Size: 164 cm x 164 cm
Medium: Acrylic, textile (discarded clothes), Banjo goatskin head and string on canvas. Supported with a performance art documentary.

2024

Description:
"Solace" explores how banjo music served as a coping mechanism for enslaved Blacks, helping them endure the profound pain of slavery, and how it continues to provide comfort in today's world.

The banjo was a primary instrument for plantation musicians and became a symbol of transformation and transition, representing the journey from Africa to the New World and the passage from present suffering to future relief and redemption. The banjo was a powerful symbol for enslaved Africans, vital in transmitting cultural and spiritual memory, lineage, and history (Dubois, 2016). This connection offered them comfort and a surreal sense of survival.

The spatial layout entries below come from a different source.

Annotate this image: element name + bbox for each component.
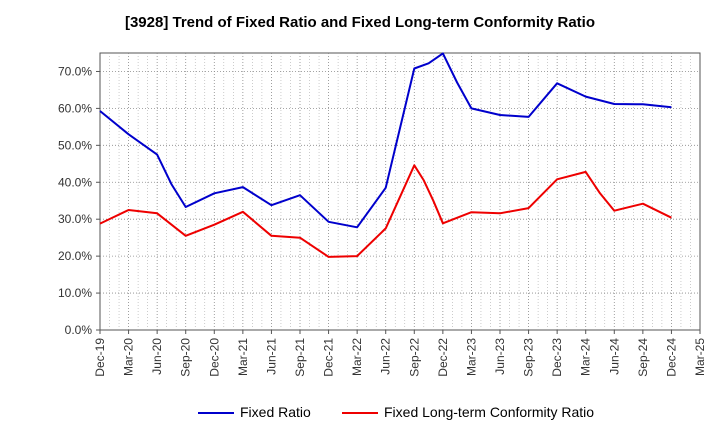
y-tick-label: 20.0% — [58, 249, 92, 263]
y-tick-label: 10.0% — [58, 286, 92, 300]
x-tick-label: Dec-19 — [93, 338, 107, 377]
legend-swatch-fixed-long-term-conformity-ratio — [342, 412, 378, 415]
x-tick-label: Dec-21 — [322, 338, 336, 377]
series-line-fixed-long-term-conformity-ratio — [99, 164, 672, 258]
x-tick-label: Dec-23 — [550, 338, 564, 377]
x-tick-label: Dec-20 — [207, 338, 221, 377]
series-line-fixed-ratio — [99, 52, 672, 229]
legend-label-fixed-ratio: Fixed Ratio — [240, 404, 311, 420]
x-tick-label: Mar-24 — [579, 338, 593, 376]
x-tick-label: Sep-22 — [407, 338, 421, 377]
chart-title: [3928] Trend of Fixed Ratio and Fixed Lo… — [124, 14, 596, 31]
x-tick-label: Sep-24 — [636, 338, 650, 377]
x-tick-label: Mar-25 — [693, 338, 707, 376]
y-tick-label: 40.0% — [58, 175, 92, 189]
plot-area — [99, 52, 701, 331]
legend: Fixed Ratio Fixed Long-term Conformity R… — [0, 404, 720, 426]
x-tick-label: Sep-20 — [179, 338, 193, 377]
x-tick-label: Mar-21 — [236, 338, 250, 376]
x-tick-label: Sep-21 — [293, 338, 307, 377]
x-tick-label: Jun-22 — [379, 338, 393, 375]
y-tick-label: 60.0% — [58, 101, 92, 115]
legend-item-fixed-long-term-conformity-ratio: Fixed Long-term Conformity Ratio — [342, 404, 594, 420]
y-tick-label: 50.0% — [58, 138, 92, 152]
x-tick-label: Mar-20 — [122, 338, 136, 376]
x-tick-label: Jun-20 — [150, 338, 164, 375]
line-chart: 0.0% 10.0% 20.0% 30.0% 40.0% 50.0% 60.0% 70.0% D… — [58, 52, 707, 377]
x-tick-label: Mar-23 — [464, 338, 478, 376]
y-tick-label: 30.0% — [58, 212, 92, 226]
y-tick-label: 70.0% — [58, 64, 92, 78]
x-tick-label: Jun-21 — [264, 338, 278, 375]
y-tick-label: 0.0% — [65, 323, 93, 337]
x-tick-label: Dec-24 — [664, 338, 678, 377]
legend-swatch-fixed-ratio — [198, 412, 234, 415]
x-tick-label: Mar-22 — [350, 338, 364, 376]
legend-label-fixed-long-term-conformity-ratio: Fixed Long-term Conformity Ratio — [384, 404, 595, 420]
x-tick-label: Dec-22 — [436, 338, 450, 377]
legend-item-fixed-ratio: Fixed Ratio — [198, 404, 311, 420]
x-tick-label: Jun-24 — [607, 338, 621, 375]
x-tick-label: Jun-23 — [493, 338, 507, 375]
x-tick-label: Sep-23 — [522, 338, 536, 377]
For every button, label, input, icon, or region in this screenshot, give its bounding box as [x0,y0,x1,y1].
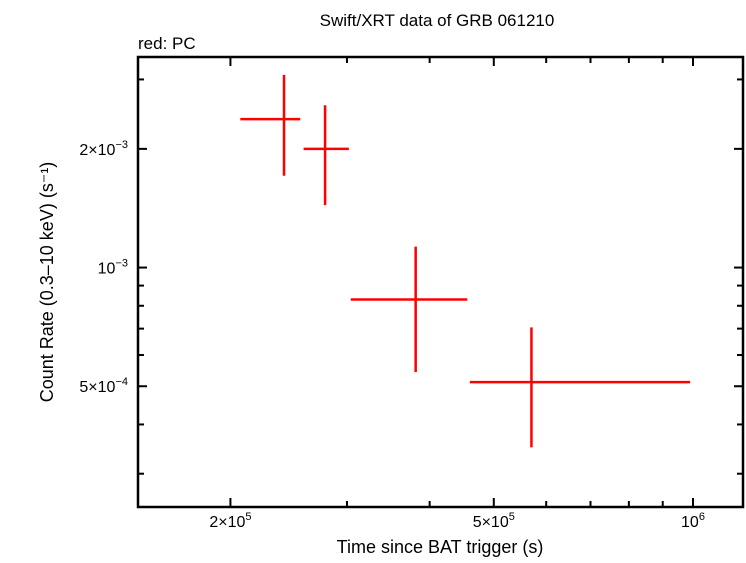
chart-subtitle: red: PC [138,34,196,53]
chart-title: Swift/XRT data of GRB 061210 [320,11,555,30]
x-axis-label: Time since BAT trigger (s) [337,537,544,557]
x-tick-label: 5×105 [473,511,515,531]
y-tick-label: 2×10−3 [79,139,128,159]
y-tick-label: 10−3 [98,258,128,278]
y-tick-label: 5×10−4 [79,376,128,396]
x-tick-label: 106 [681,511,705,531]
y-axis-label: Count Rate (0.3–10 keV) (s⁻¹) [37,162,57,403]
plot-frame [136,55,745,509]
x-tick-label: 2×105 [209,511,251,531]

Regrettably, the African origins of the banjo are often unknown to many today, as the instrument has been closely associated with Jim Crow and white supremacist culture since the early 20th century. This association has led some to view it as a symbol of oppression (Black Music Project, 2023).

This situation illustrates how capitalism has utilised systematic exploitation to create racial divisions. Race is central to any discussion about the banjo, as it is essential to the conversation about textiles. We must acknowledge how capitalism exploited the Atlantic slave trade to significantly boost cotton textile production, which now plays a critical role in the environmental crisis.